Haha, you said the quiet part out loud. The tritium being stored rather than burned as fuel pretty much discloses the use. 😂
@kennystrawnmusic you don't need terribly high energy to get tritium and deuterium to fuse, 120kv through a low pressure mix will do it. In a nuclear weapon it's the neutrons made when it reacts that help the core fission more than it normally would. The fusion of the 5.5g of DT in the core alone would add about a 3kt and the Pu alone would be about 15kt, but combined it gives about 45kt from the more complete burning. The biggest issue with fusion plasmas is that the ring design like tokamac variants have a lot of surface area to cross section so the energy gets lost. Also the tube I mentioned is called a Farnsworth fusion machine and it's not practical for power because the extremely low pressures of DT present essentially trading density for favorable geometyr. A travelling wave vortex tube reactor excited with 6 of the Helion modules would do both.

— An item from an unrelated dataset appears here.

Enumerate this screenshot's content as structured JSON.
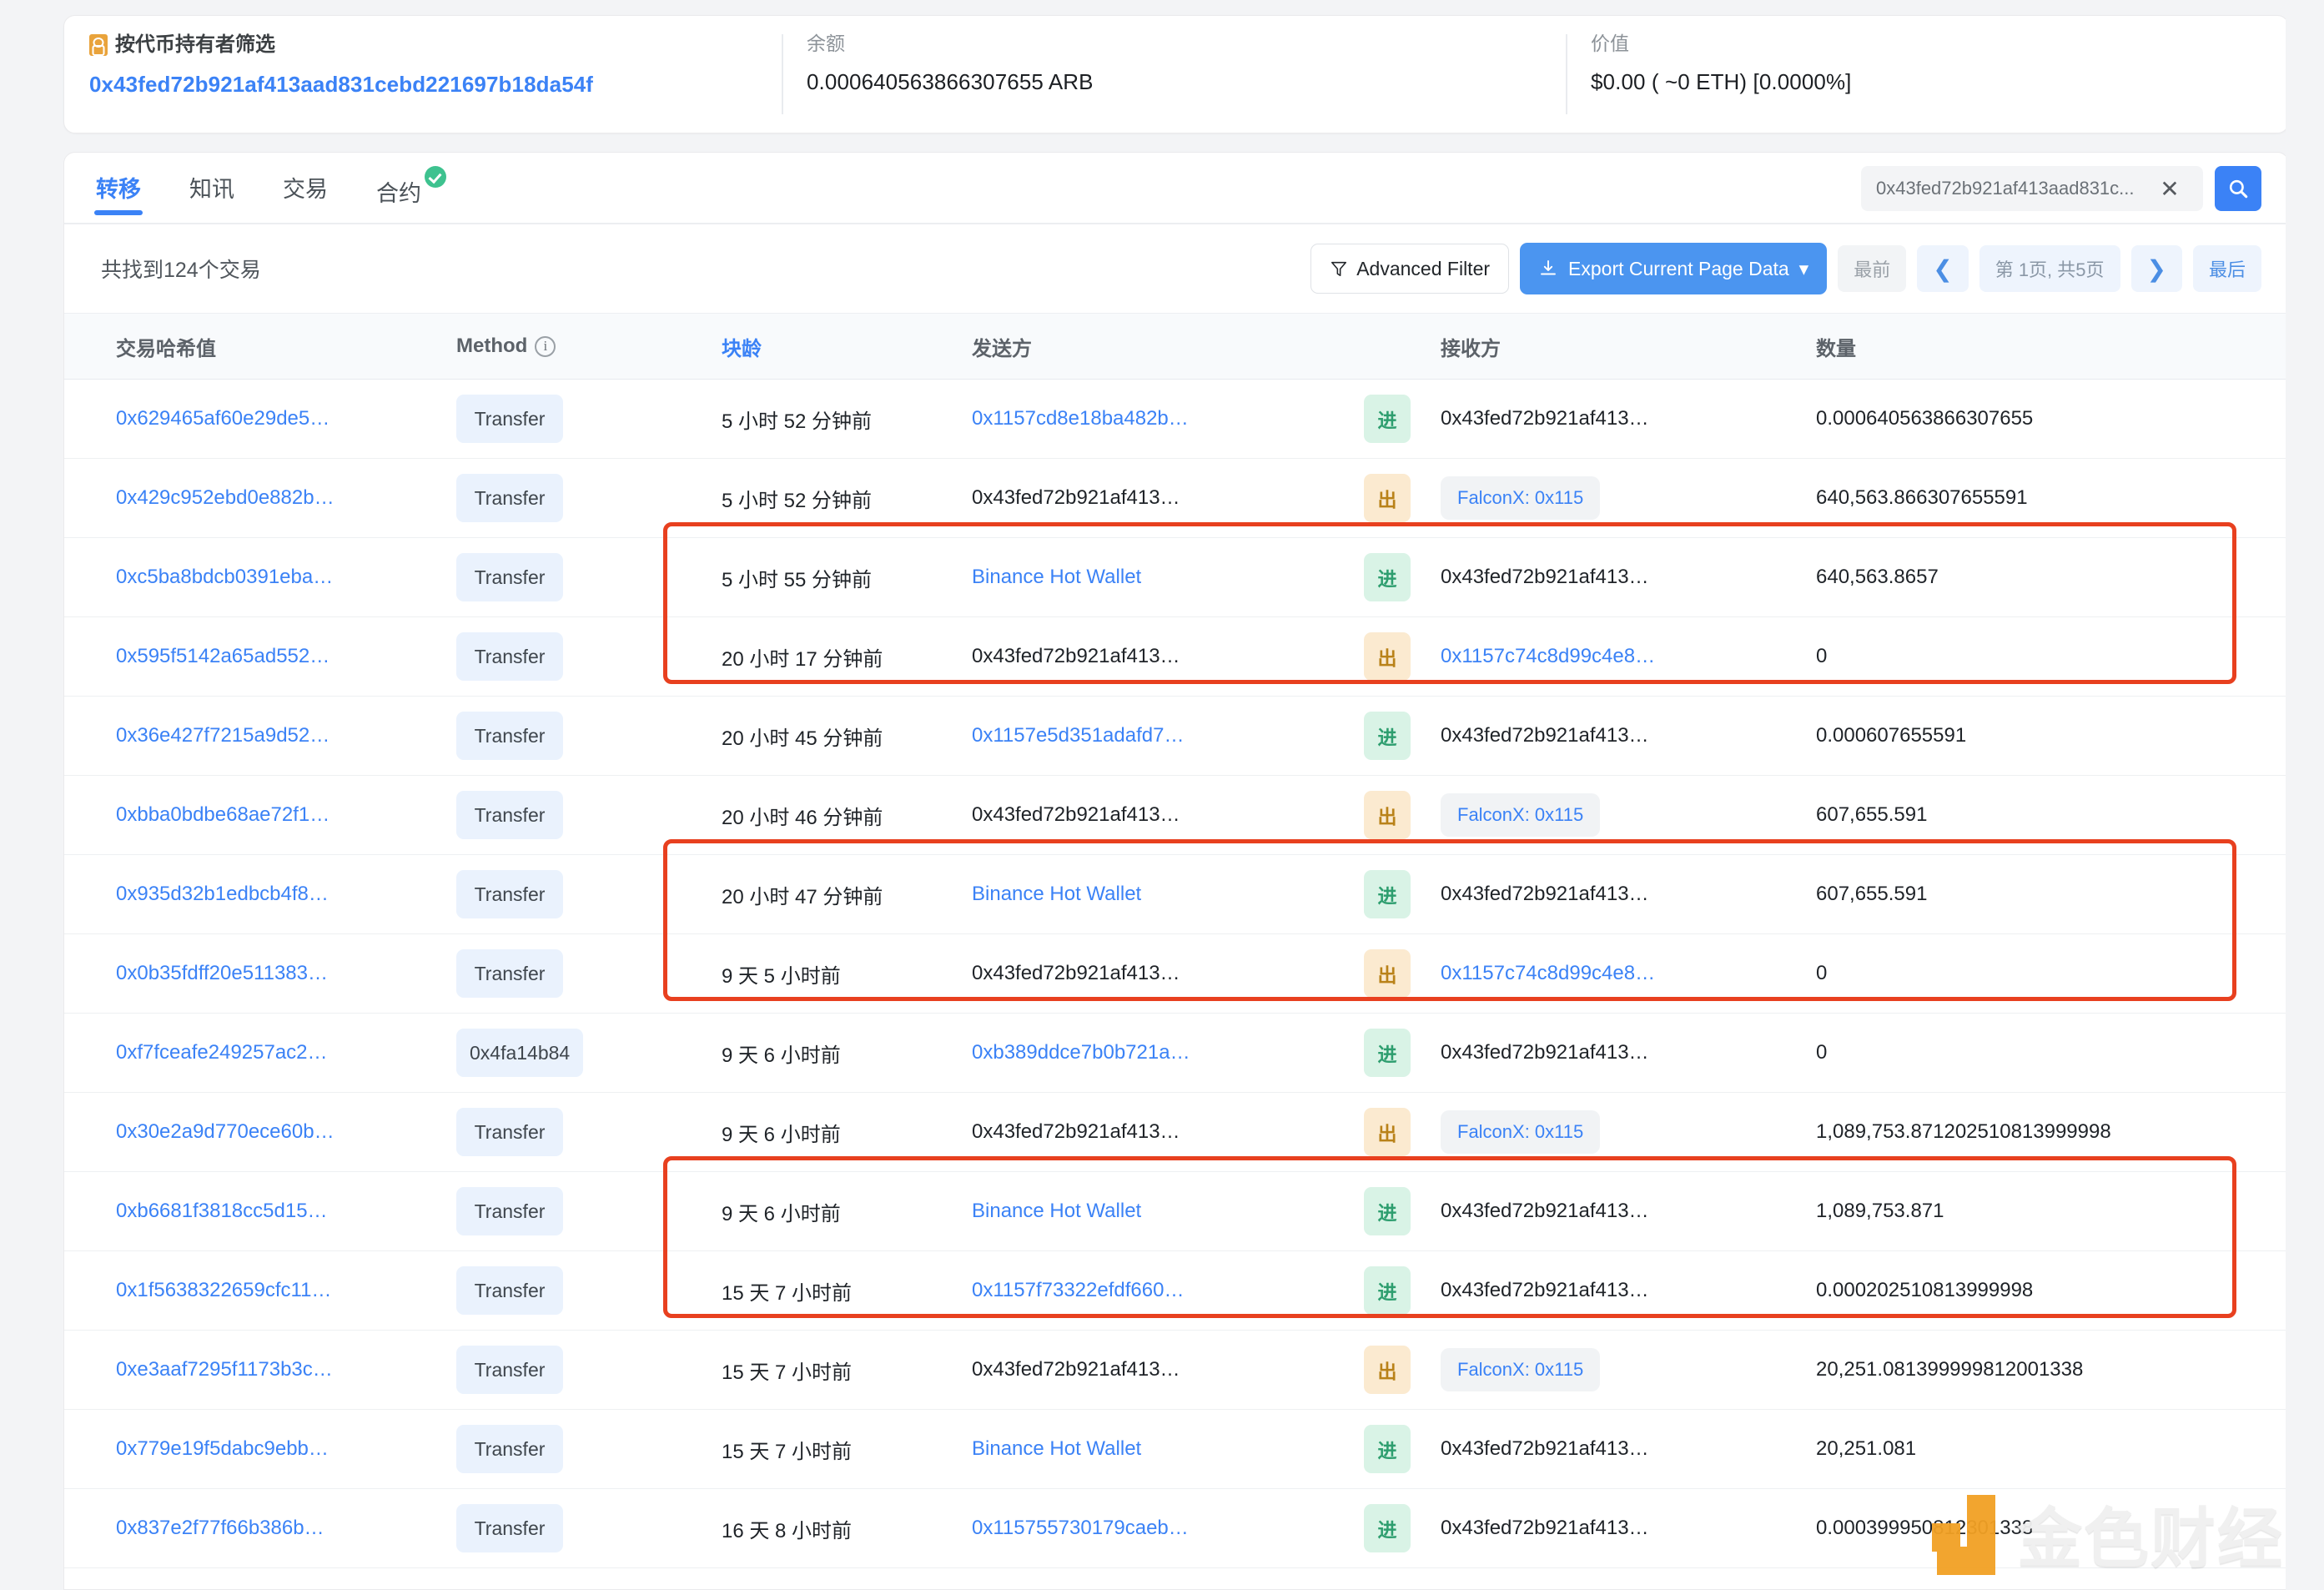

In this case the modules would only be the starting impulse but once ignited in the throat of the reactor the energy from the reaction would keep it alive as long as the gas circulates through it.❤
Not really. H-bombs use lithium deuteride as fuel. This creates tritium at the start of the explosion. Tritium's short half-life is not great for storage, and so for use as weapon.
Since tritium decays into He3 instead, to use it as a source of the actual fuel you need, and that practically doesn't exist on Earth, seems pretty clever.
3:02 Your monitoring guy looks a bit young ^^‘
Love the video! Cool technology!
Year, in 30 years.
✅ Corporate Music
✅ Oversimplified Explanation
✅ Cheap Animation
Yup. It’s a corporate video.
It's a puff piece until they actually start selling energy on the grid.
@@HuxleysShaggyDog At least they should have a running prototype, that is producing real amounts of usefull energy . . . Nobody has this so far!
You speak as if you have a working fusion reactor. Do you? Is Bruce Wayne your CEO?
Yes they have a working fusion machine, it just doesn't generate enough energy yet to be economical. They are still doing experiments and iterations to improve the reaction process so that it can generate economical power.
@@chipotlemayo Then they should collect their Nobel prize in Physics!
No, she doesn't. She keeps saying "will". Are you unaware of the tenses of English?
@@petermgruhnTheir reactor, as is the case everywhere else so far, does not generate more energy than it's put into the system. The information on their current reactor design and prototypes is not based on this video specifically, so the specific tense she used is irrelevant.
@@ScientificGlassblowing You can build a working fusion reactor in your garage for about a thousand bucks. It will fuse atoms, it just won't generate more energy than you put into it. Same with Helion so far. They're hoping the reactor they're building now will put them over the top.
Fascinating. It would be Even better w/captions. Thanks!
When free energy machine
Never. Impossible, as far as anyone knows.
Just 20 years away guys
@@The-Saus this a joke right?
"Our thingy will..."
It /will/.
No working prototype?
Oh, wait. You have a tin can. Well, I'm debunked.
What's that "facility" footage and which stock agency did you buy it from?
They built 6 working prototypes so far. Deuterium-Deuterium fusion had been achieved since the 3rd. They still can't produce more energy than used (ignition).